Nadam optimizer differences

Open albertz opened this issue 2 years ago • 0 comments

Our TF-layers Nadam optimizer is basically the same as Adam except that we use use_nesterov=True for training_ops.apply_adam. It is based on TF 1.15 tensorflow/contrib/opt/python/training/nadam_optimizer.py. So it also has the same options as normal Adam:

learning_rate=0.001
beta1=0.9
beta2=0.999
epsilon=1e-8

I noticed that tf.keras.optimizers.experimental.Nadam has some different options:

epsilon=1e-07
weight_decay=None
clipnorm=None
clipvalue=None
global_clipnorm=None
use_ema=False
ema_momentum=0.99
ema_overwrite_frequency=None

Ok, I did not further look into this. The clipping and weight decay probably is added here to decouple it. The use_ema is disabled by default, so the ema_... options are not used. So maybe it is mostly the same. Except of a different epsilon default.

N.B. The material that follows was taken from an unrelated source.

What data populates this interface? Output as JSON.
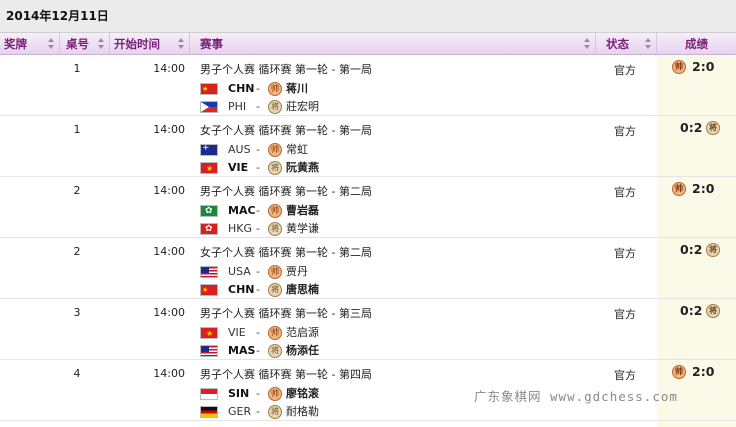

See also: https://github.com/rwth-i6/returnn/issues/766#issuecomment-979216833 https://github.com/keras-team/keras/issues/15710

Now I noticed, in PyTorch, torch.optim.NAdam again has different options:

lr=0.002
eps=1e-08
weight_decay=0
momentum_decay=0.004
decoupled_weight_decay=False

I specifically wonder about the momentum_decay. What is this?

Oct 18 '23 15:10 albertz